A negociação com o Iran
Antes de ingressar no tema, vale lembrar um precedente importante. Anos atrás, os Estados Unidos alegavam insistentemente que o Iraque, então dirigido por Sadam Hussein, tinha desenvolvido armas químicas de destruição em massa, o que representava um grande risco para o mundo, dado o caráter ditatorial, violento, ilógico e inconfiável do governo daquele país. Mas a agência da ONU para a fiscalização das armas químicas era dirigida por um brasileiro, o honrado e competente Embaixador Bustami, que afirmava o contrário, isto é, que não havia armas químicas no Iraq. Foi então que, da forma mais autoritária, unilateral, atrevida e injuriosa ao Brasil, os Estados Unidos, como donos da ONU, decretaram a demissão do Embaixador Bustami e colocaram em seu lugar um representante seu, que repetia as acusações falsas, submisso aos planos da invasão que já estava decidida, por outras razões, como todos sabem. Não se encontrou nenhuma arma química, após a invasão, alguns protestos foram feitos no Senado Brasileiro mas a mídia nossa, menos brasileira, não deu nenhuma importância ao assunto, que caiu no esquecimento.
O precedente, e a semelhança das ameaças que se dirigem agora ao Iran, não com armas químicas mas armas nucleares, leva o senso comum a indagar: será que a guerra ao Iran já não está decidida e planejada junto com Israel, e a articulação de punições pelo Conselho de Segurança não passa de um jogo preliminar que o Brasil e a Turquia ingenuamente atrapalharam ? Vamos convir em que é uma hipótese a considerar com boa taxa de probabilidade. Até o dimensionamento das sanções teria sido bem calculado: não foram duras, para ter a aprovação da China e para não desacoroçoar verdadeiramente o Iran; até mesmo, ao contrário, encorajá-lo a prosseguir briosamente a todo vapor no seu programa de enriquecimento de urânio, ensejando a confirmação do grande risco apontado ao mundo pelos Estados Unidos. O acordo, afinal, corresponde em quase tudo ao que a grande potência havia aceito seis meses atrás, e não foi sequer examinado, considerado, mas as sanções propostas afrontosamente no dia seguinte. Muito estranho para o senso comum.

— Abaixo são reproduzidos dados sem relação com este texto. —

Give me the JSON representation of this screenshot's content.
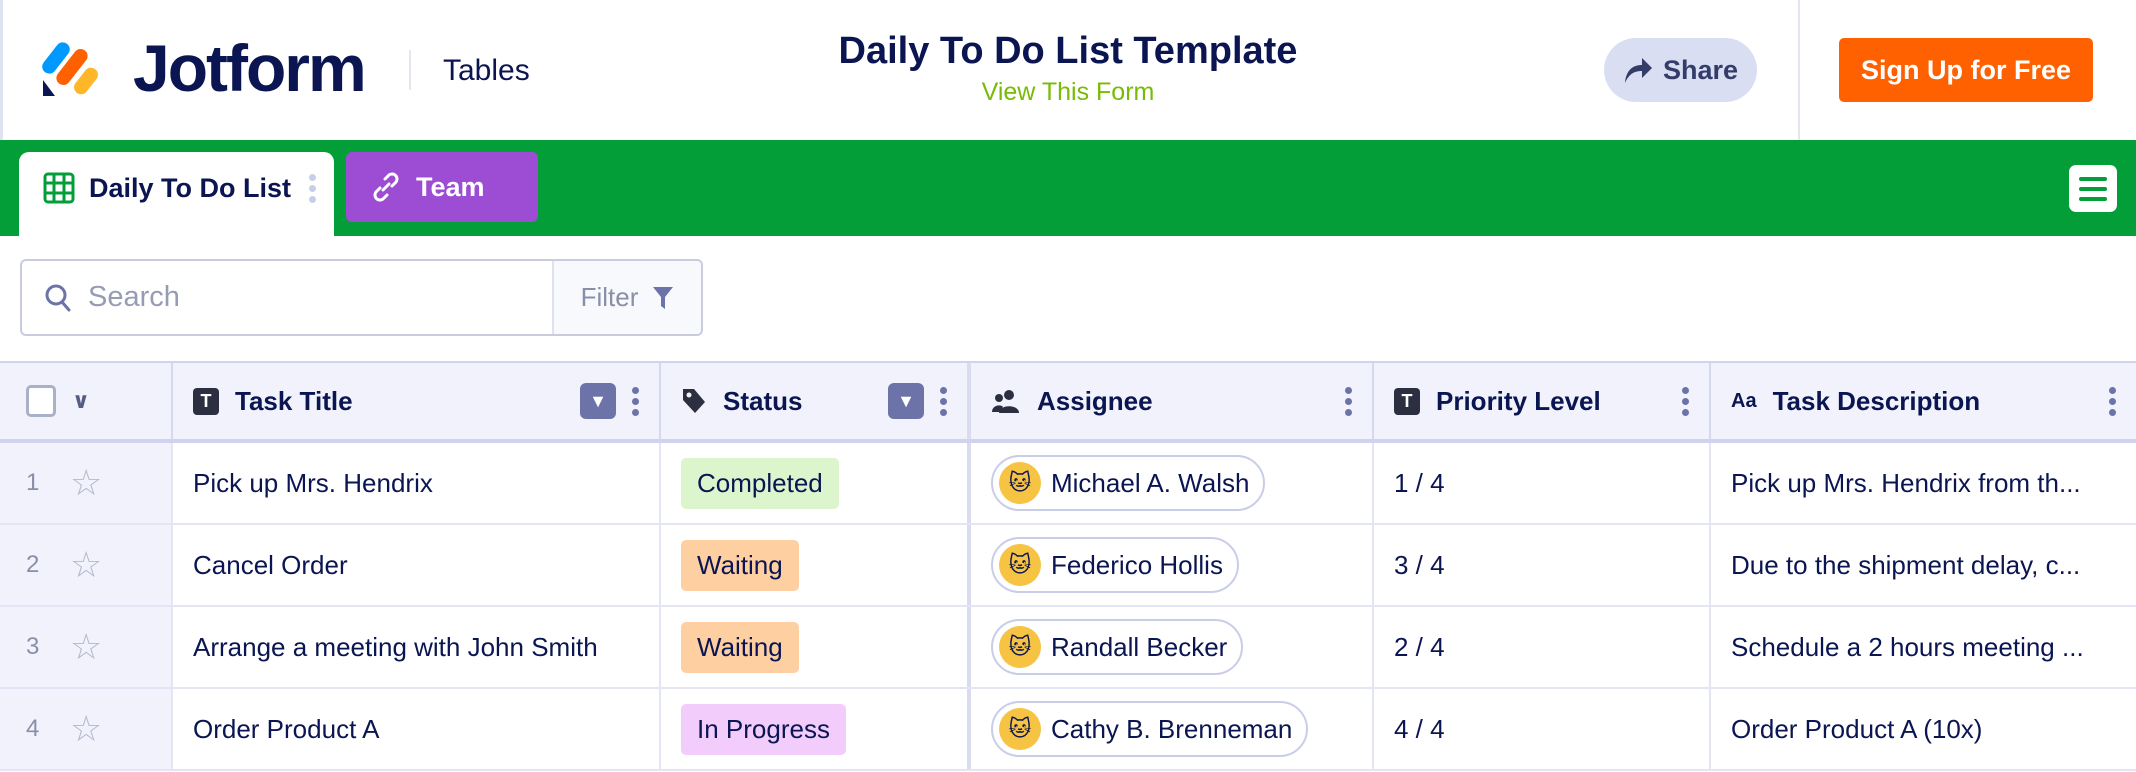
{
  "header": {
    "brand": "Jotform",
    "product": "Tables",
    "title": "Daily To Do List Template",
    "subtitle": "View This Form",
    "share": "Share",
    "signup": "Sign Up for Free"
  },
  "tabs": [
    {
      "label": "Daily To Do List",
      "icon": "grid-icon"
    },
    {
      "label": "Team",
      "icon": "link-icon"
    }
  ],
  "toolbar": {
    "search_placeholder": "Search",
    "filter": "Filter"
  },
  "colors": {
    "green": "#049e38",
    "purple": "#9c4dd3",
    "orange": "#ff6100",
    "completed": "#dcf5cc",
    "waiting": "#fecfa1",
    "in_progress": "#f2cdfb"
  },
  "table": {
    "columns": [
      "Task Title",
      "Status",
      "Assignee",
      "Priority Level",
      "Task Description"
    ],
    "rows": [
      {
        "n": "1",
        "title": "Pick up Mrs. Hendrix",
        "status": "Completed",
        "assignee": "Michael A. Walsh",
        "priority": "1 / 4",
        "desc": "Pick up Mrs. Hendrix from th..."
      },
      {
        "n": "2",
        "title": "Cancel Order",
        "status": "Waiting",
        "assignee": "Federico Hollis",
        "priority": "3 / 4",
        "desc": "Due to the shipment delay, c..."
      },
      {
        "n": "3",
        "title": "Arrange a meeting with John Smith",
        "status": "Waiting",
        "assignee": "Randall Becker",
        "priority": "2 / 4",
        "desc": "Schedule a 2 hours meeting ..."
      },
      {
        "n": "4",
        "title": "Order Product A",
        "status": "In Progress",
        "assignee": "Cathy B. Brenneman",
        "priority": "4 / 4",
        "desc": "Order Product A (10x)"
      }
    ]
  }
}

Bem, e se for isso mesmo? Ontem foi o Iraque; hoje é o Iran, será absurdo pensar que amanhã pode ser o Brasil, que também desenvolve sozinho um programa de enriquecimento de urânio, que tem uma das maiores reservas do mundo deste mineral estratégico, e que está descobrindo as maiores jazidas de petróleo reveladas nos últimos anos? Ora, eu sou intrinsecamente ingênuo, gosto de ser assim, sou feliz em ser assim, mas tenho de levantar essa desconfiança, e acho que os brasileiros têm mil vezes mais razões para desconfiar da arrogância militar americana do que eles de nós, que tradicionalmente nos colocamos sempre com a aspiração de ser potência da paz e da negociação.
E foi esta tradição, a meu ver, que esteve no cerne da motivação que levou o Presidente Lula a se meter nessa seara perigosa e dificultosa. Nunca foi uma área de atuação diplomática do Brasil, apontam os velhos conservadores do Itamaraty, com evidente laivo de ciúme. Passou a ser, entretanto, por duas razões principais que eles não enxergam, ou não querem enxergar: uma, que o Brasil cresceu muito depois do período deles e ampliou enormemente o seu espectro de visão e de interesses, ganhou aliados muito fortes na China, na índia e na Rússia, e pretende muito justamente ser
membro permanente do Conselho de Segurança e atuar na política de construção da paz mundial. Outra que o Brasil passou a ser potência petrolífera, e tem que manter um diálogo político permanente com as nações que possuem esta riqueza, mesmo as que não são amigas dos americanos, como o Iran, como a Venezuela.